Home

Awesome

pybioclip

PyPI - Version PyPI - Python Version


Command line tool and python package to simplify using BioCLIP, including for taxonomic or other label prediction on (and thus annotation or labeling of) images, as well as for generating semantic embeddings for images. No particular understanding of ML or computer vision is required to use it. It also implements a number of performance optimizations for batches of images or custom class lists, which should be particularly useful for integration into computational workflows.

Table of Contents

Requirements

Installation

pip install pybioclip

If you have any issues with installation, please first upgrade pip by running pip install --upgrade pip.

Python Package Usage

Example Notebooks

Predict species classification

from bioclip import TreeOfLifeClassifier, Rank

classifier = TreeOfLifeClassifier()
predictions = classifier.predict("Ursus-arctos.jpeg", Rank.SPECIES)

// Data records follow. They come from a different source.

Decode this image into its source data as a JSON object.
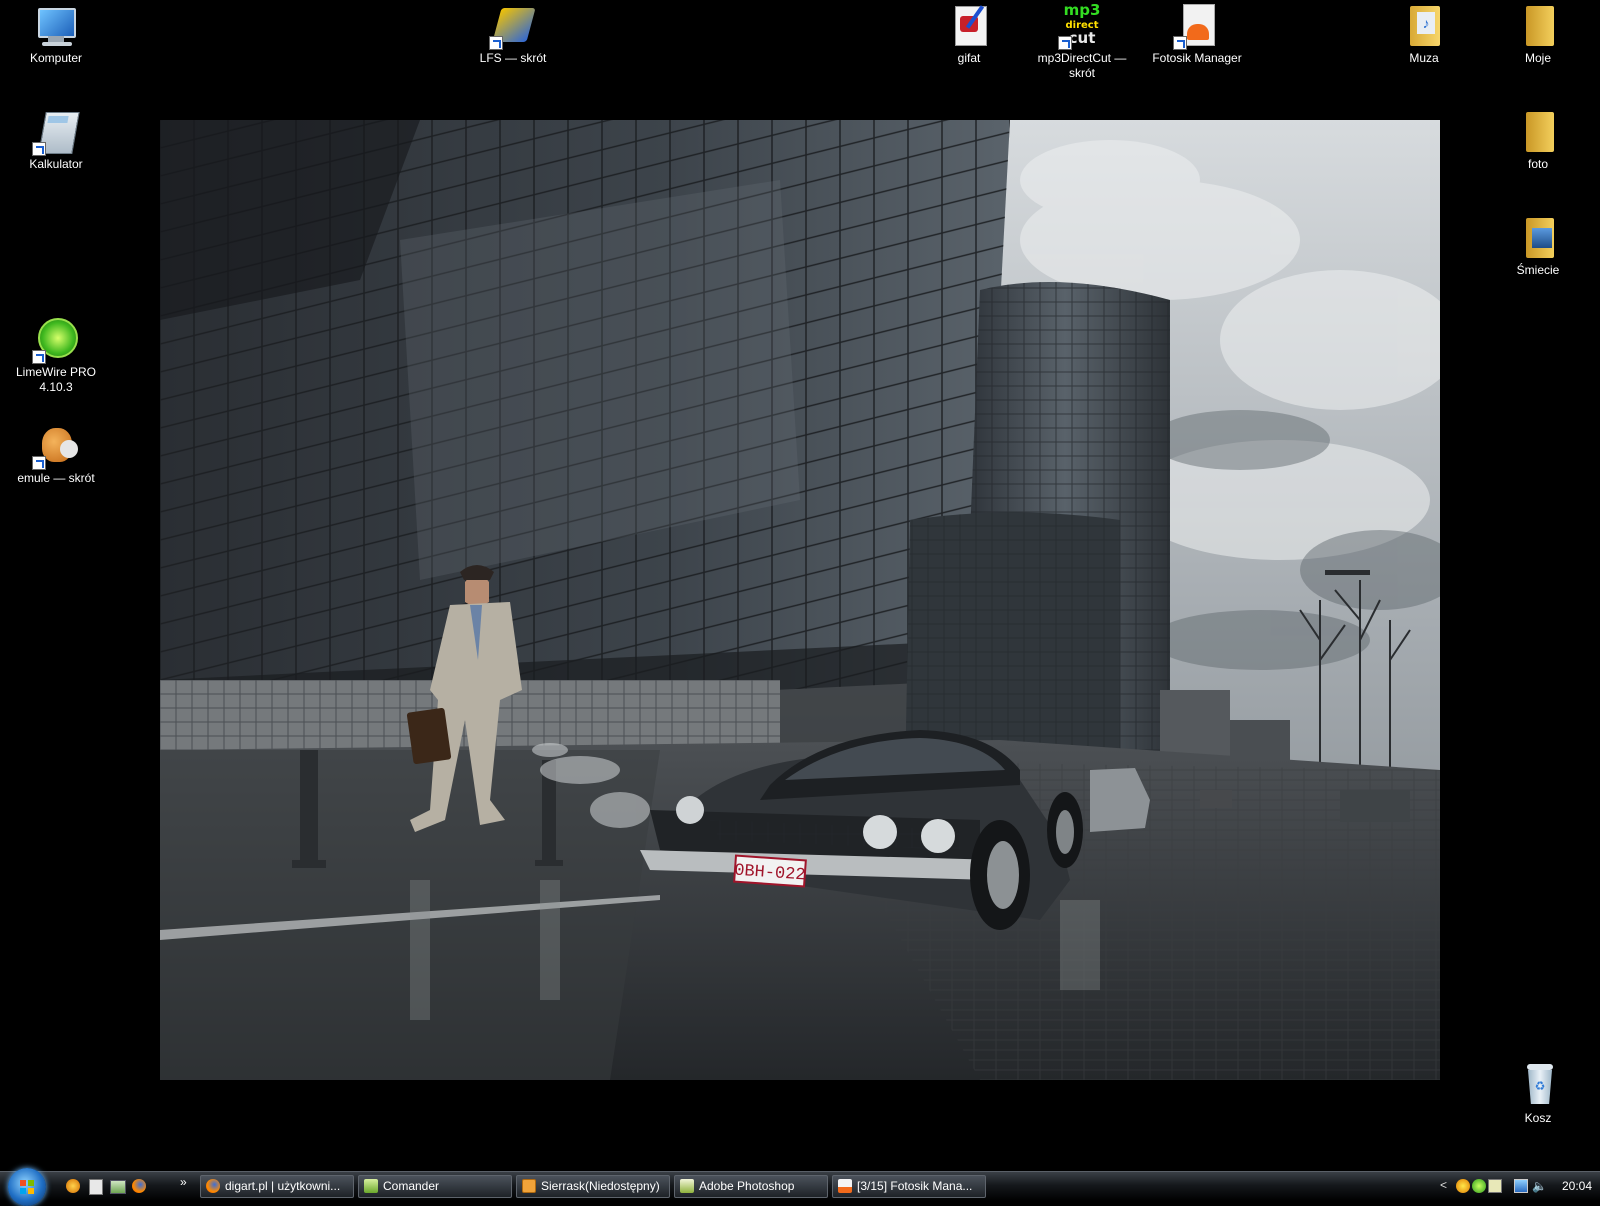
{
  "desktop": {
    "icons": [
      {
        "label": "Komputer",
        "icon": "computer-icon"
      },
      {
        "label": "LFS — skrót",
        "icon": "lfs-icon"
      },
      {
        "label": "gifat",
        "icon": "gifat-icon"
      },
      {
        "label": "mp3DirectCut — skrót",
        "icon": "mp3directcut-icon"
      },
      {
        "label": "Fotosik Manager",
        "icon": "fotosik-manager-icon"
      },
      {
        "label": "Muza",
        "icon": "music-folder-icon"
      },
      {
        "label": "Moje",
        "icon": "folder-icon"
      },
      {
        "label": "Kalkulator",
        "icon": "calculator-icon"
      },
      {
        "label": "foto",
        "icon": "folder-icon"
      },
      {
        "label": "Śmiecie",
        "icon": "picture-folder-icon"
      },
      {
        "label": "LimeWire PRO 4.10.3",
        "icon": "limewire-icon"
      },
      {
        "label": "emule — skrót",
        "icon": "emule-icon"
      },
      {
        "label": "Kosz",
        "icon": "recycle-bin-icon"
      }
    ],
    "wallpaper": {
      "plate": "0BH-022"
    }
  },
  "taskbar": {
    "quicklaunch_more": "»",
    "buttons": [
      {
        "label": "digart.pl | użytkowni...",
        "icon": "firefox-icon"
      },
      {
        "label": "Comander",
        "icon": "commander-icon"
      },
      {
        "label": "Sierrask(Niedostępny)",
        "icon": "mail-icon"
      },
      {
        "label": "Adobe Photoshop",
        "icon": "photoshop-icon"
      },
      {
        "label": "[3/15] Fotosik Mana...",
        "icon": "fotosik-icon"
      }
    ],
    "tray_chevron": "<",
    "clock": "20:04"
  }
}
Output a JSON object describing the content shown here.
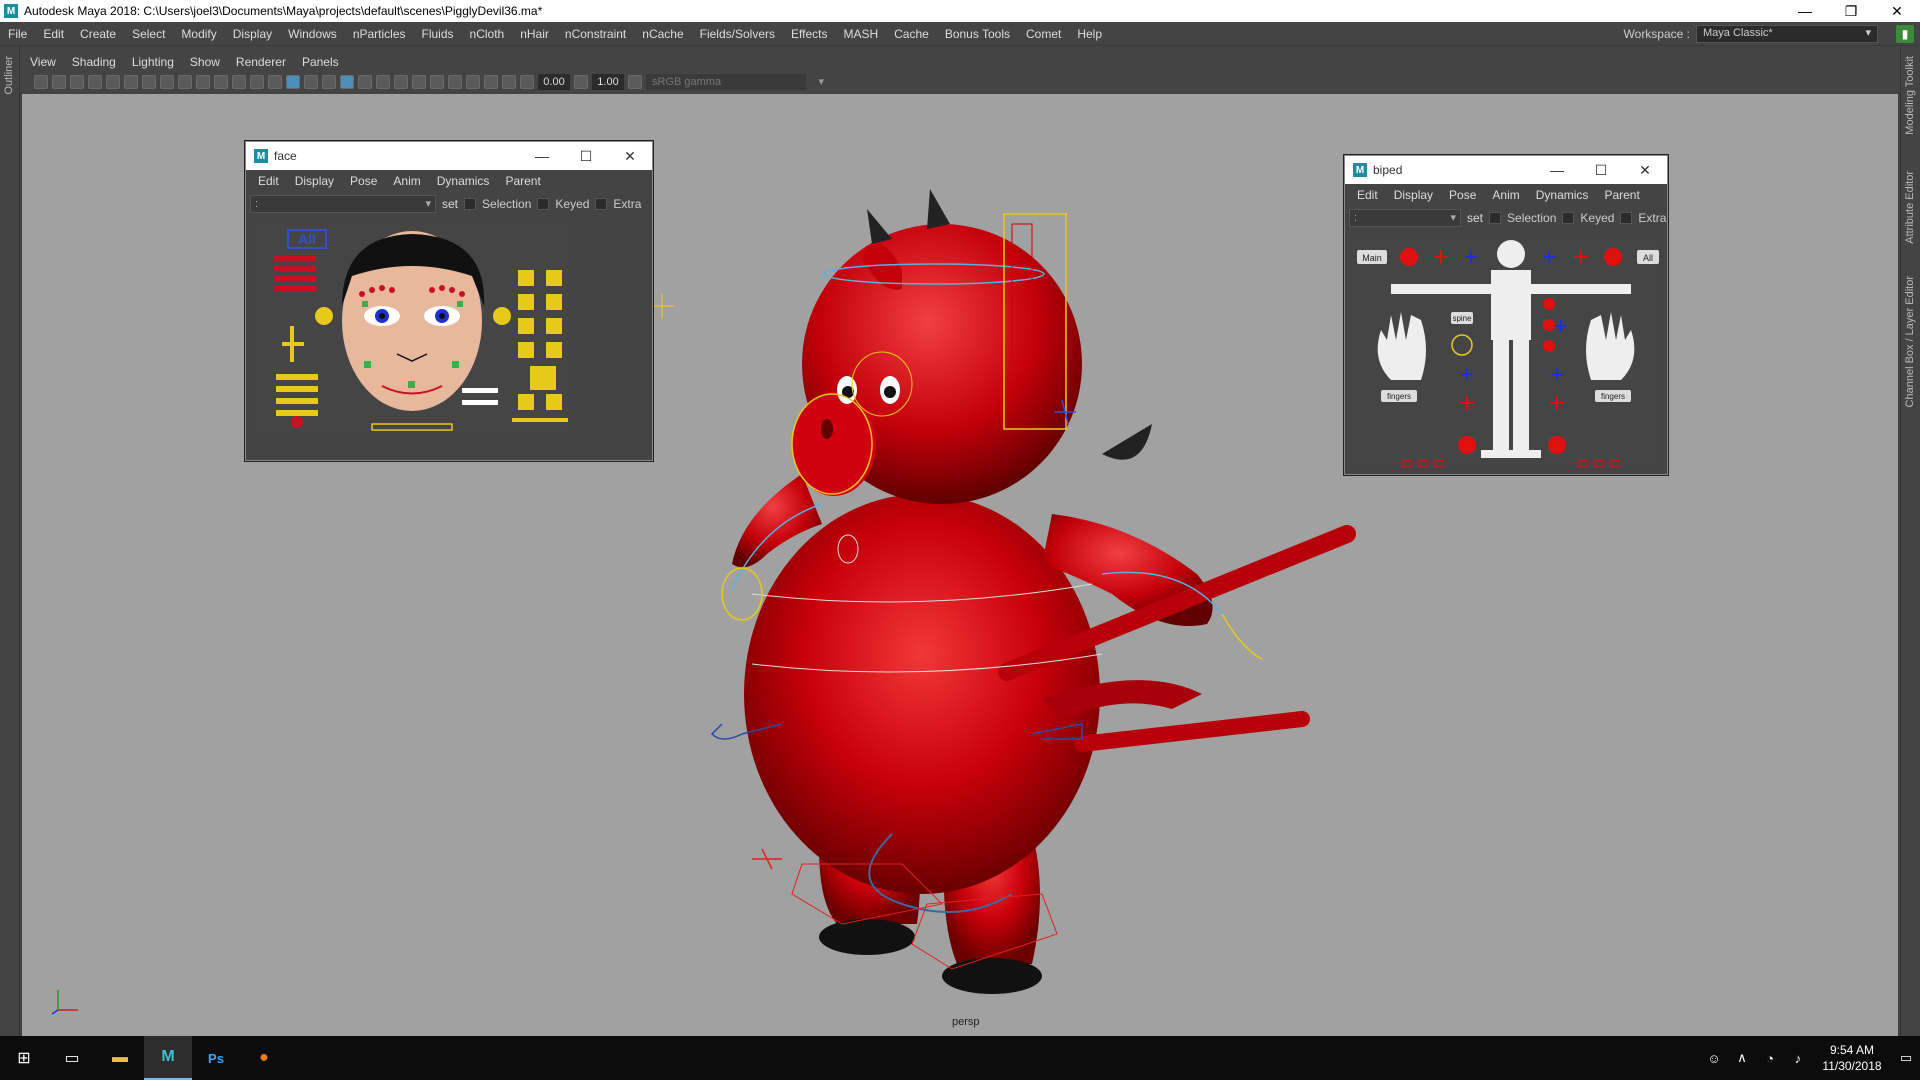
{
  "window": {
    "logo": "M",
    "title": "Autodesk Maya 2018: C:\\Users\\joel3\\Documents\\Maya\\projects\\default\\scenes\\PigglyDevil36.ma*",
    "controls": [
      "minimize-icon",
      "restore-icon",
      "close-icon"
    ]
  },
  "menubar": {
    "items": [
      "File",
      "Edit",
      "Create",
      "Select",
      "Modify",
      "Display",
      "Windows",
      "nParticles",
      "Fluids",
      "nCloth",
      "nHair",
      "nConstraint",
      "nCache",
      "Fields/Solvers",
      "Effects",
      "MASH",
      "Cache",
      "Bonus Tools",
      "Comet",
      "Help"
    ],
    "workspace_label": "Workspace :",
    "workspace_value": "Maya Classic*"
  },
  "side_tabs": {
    "left": "Outliner",
    "right": [
      "Modeling Toolkit",
      "Attribute Editor",
      "Channel Box / Layer Editor"
    ]
  },
  "panel_menu": {
    "items": [
      "View",
      "Shading",
      "Lighting",
      "Show",
      "Renderer",
      "Panels"
    ]
  },
  "panel_toolbar": {
    "field1": "0.00",
    "field2": "1.00",
    "color_space": "sRGB gamma"
  },
  "viewport": {
    "camera_label": "persp",
    "background": "#a1a1a1"
  },
  "face_window": {
    "logo": "M",
    "title": "face",
    "menu": [
      "Edit",
      "Display",
      "Pose",
      "Anim",
      "Dynamics",
      "Parent"
    ],
    "namespace": ":",
    "set_label": "set",
    "checks": [
      "Selection",
      "Keyed",
      "Extra"
    ],
    "all_label": "All"
  },
  "biped_window": {
    "logo": "M",
    "title": "biped",
    "menu": [
      "Edit",
      "Display",
      "Pose",
      "Anim",
      "Dynamics",
      "Parent"
    ],
    "namespace": ":",
    "set_label": "set",
    "checks": [
      "Selection",
      "Keyed",
      "Extra"
    ],
    "main_label": "Main",
    "all_label": "All",
    "spine_label": "spine",
    "fingers_left": "fingers",
    "fingers_right": "fingers"
  },
  "taskbar": {
    "apps": [
      "windows-start-icon",
      "task-view-icon",
      "file-explorer-icon",
      "maya-icon",
      "photoshop-icon",
      "firefox-icon"
    ],
    "ps_label": "Ps",
    "maya_label": "M",
    "time": "9:54 AM",
    "date": "11/30/2018"
  },
  "colors": {
    "accent": "#e8c81a",
    "pig_red": "#c8000a",
    "maya_teal": "#1a8fa0"
  }
}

for prediction in predictions:
    print(prediction["species"], "-", prediction["score"])

Output:

Ursus arctos - 0.9356034994125366
Ursus arctos syriacus - 0.05616999790072441
Ursus arctos bruinosus - 0.004126196261495352
Ursus arctus - 0.0024959812872111797
Ursus americanus - 0.0005009894957765937

Output from the predict() method showing the dictionary structure:

[{
    'kingdom': 'Animalia',
    'phylum': 'Chordata',
    'class': 'Mammalia',
    'order': 'Carnivora',
    'family': 'Ursidae',
    'genus': 'Ursus',
    'species_epithet': 'arctos',
    'species': 'Ursus arctos',
    'common_name': 'Kodiak bear'
    'score': 0.9356034994125366
}]

The output from the predict function can be converted into a pandas DataFrame like so:

import pandas as pd
from bioclip import TreeOfLifeClassifier, Rank

classifier = TreeOfLifeClassifier()
predictions = classifier.predict("Ursus-arctos.jpeg", Rank.SPECIES)
df = pd.DataFrame(predictions)

The first argument of the predict() method supports both a single path or a list of paths.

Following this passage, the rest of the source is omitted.